Finalement la seule raison de sa fameuse colère contre Kurosawa reste que ce dernier lui a enlevé sa dernière illusion. Avant lui et sa survie à la « persécution », Kithara pouvait mettre systématiquement en avant sa condition pour justifier son comportement, son malheur. Mais si Kurosawa réussit à y survivre alors cela prouve que nul destin n'est inéluctable. La découverte de cette vérité fait exploser à petit feu Kitahara qui n'a au final pas d'autre choix que pour ne pas y faire face qu'à s'exclure elle même de la société.
Paradoxalement ce sont ses erreurs qui vont « sauver » Kurosawa qui lui rendra la pareille. Si au début, il la venge par pur mépris pour ses bourreaux, Kurosawa se rend compte de la situation réelle de Kitahara lorsqu'il se rend compte lui même de son erreur envers Takigawa. Et c'est autant pour lui même que pour Kitahara qu'il choisira de dévoiler qu'il est responsable des incidents. Car Kurosawa a compris que Kitahara ne pourrait jamais s'en sortir tant qu'elle reste bloquée en position « victime ». C'est un cruel mais décisif réveil qu'il lui impose.
D'un sourire et d'une mèche de cheveux
L'histoire d'OMK se termine par le sauvetage de Kitahara. Or comment exprimer qu'elle a changée, qu'elle est sauvée ? Le simple fait de la voir sur un quai de gare en direction du lycée était déjà un symbole suffisamment explicite. Mais les 2 auteurs sont allés plus loin en offrant une magnifique dernière page. Le texte fait appel à la première description de Kitahara tel que Kurosawa l'a perçue au premier contact.
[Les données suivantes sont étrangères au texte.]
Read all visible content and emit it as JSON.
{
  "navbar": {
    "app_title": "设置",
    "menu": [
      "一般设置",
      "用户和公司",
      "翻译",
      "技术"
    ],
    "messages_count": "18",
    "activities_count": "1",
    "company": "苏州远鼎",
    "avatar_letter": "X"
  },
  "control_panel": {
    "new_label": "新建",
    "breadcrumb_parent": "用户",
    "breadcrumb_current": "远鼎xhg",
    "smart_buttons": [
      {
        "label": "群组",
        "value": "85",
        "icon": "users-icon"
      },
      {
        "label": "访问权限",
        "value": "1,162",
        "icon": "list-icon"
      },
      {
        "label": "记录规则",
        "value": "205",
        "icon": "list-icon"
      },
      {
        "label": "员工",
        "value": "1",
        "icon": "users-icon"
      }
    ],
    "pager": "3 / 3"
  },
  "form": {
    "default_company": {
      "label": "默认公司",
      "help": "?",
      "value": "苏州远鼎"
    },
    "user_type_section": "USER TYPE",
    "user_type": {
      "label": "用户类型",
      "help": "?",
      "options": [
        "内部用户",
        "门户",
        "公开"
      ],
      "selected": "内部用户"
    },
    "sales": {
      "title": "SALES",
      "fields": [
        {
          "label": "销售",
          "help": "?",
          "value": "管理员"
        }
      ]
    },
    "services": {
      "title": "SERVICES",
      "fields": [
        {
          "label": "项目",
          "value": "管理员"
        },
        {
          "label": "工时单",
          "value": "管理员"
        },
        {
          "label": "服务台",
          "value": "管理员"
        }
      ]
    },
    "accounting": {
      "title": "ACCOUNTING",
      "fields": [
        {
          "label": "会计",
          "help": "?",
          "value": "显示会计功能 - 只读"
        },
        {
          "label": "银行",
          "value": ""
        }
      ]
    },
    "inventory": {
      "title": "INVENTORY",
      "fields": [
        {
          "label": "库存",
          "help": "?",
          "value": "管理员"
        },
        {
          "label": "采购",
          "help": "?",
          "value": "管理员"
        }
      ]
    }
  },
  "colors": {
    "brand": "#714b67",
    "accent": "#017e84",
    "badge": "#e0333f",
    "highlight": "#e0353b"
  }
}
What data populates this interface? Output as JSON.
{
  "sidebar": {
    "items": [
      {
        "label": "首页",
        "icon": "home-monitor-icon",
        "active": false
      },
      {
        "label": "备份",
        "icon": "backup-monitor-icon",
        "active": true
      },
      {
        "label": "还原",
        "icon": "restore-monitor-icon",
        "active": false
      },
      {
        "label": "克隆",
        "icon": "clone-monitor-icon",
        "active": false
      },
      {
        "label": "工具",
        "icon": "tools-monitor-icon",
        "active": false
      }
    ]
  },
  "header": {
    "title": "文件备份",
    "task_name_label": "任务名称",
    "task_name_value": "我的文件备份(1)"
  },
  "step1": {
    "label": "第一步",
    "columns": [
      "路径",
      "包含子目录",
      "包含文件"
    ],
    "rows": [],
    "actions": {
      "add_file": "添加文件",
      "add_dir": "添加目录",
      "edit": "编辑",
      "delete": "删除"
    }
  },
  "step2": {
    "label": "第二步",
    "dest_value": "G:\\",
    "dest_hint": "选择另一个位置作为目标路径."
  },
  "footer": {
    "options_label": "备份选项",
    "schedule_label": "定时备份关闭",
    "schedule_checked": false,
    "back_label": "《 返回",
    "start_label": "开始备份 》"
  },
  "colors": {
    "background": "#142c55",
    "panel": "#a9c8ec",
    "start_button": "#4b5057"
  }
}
Mais cette fois ci c'était « une voie de gare inhabituelle », la fille qui est là sourit en jouant avec une méche de cheveux.et pourtant c'est bien Kitahara. Pour cela, ce sourire et cette méche de cheveux veulent dire peu et beaucoup à la fois. Très bien vu.
Et c'est sur tout cela que je vais m'arrêter, non sans vous recommander avant de jeter un coup d'œil à ce strip trouvé sur Deviantart qui résume assez bien l'expérience de lecture. Longue vie à Onani Master Kurosawa.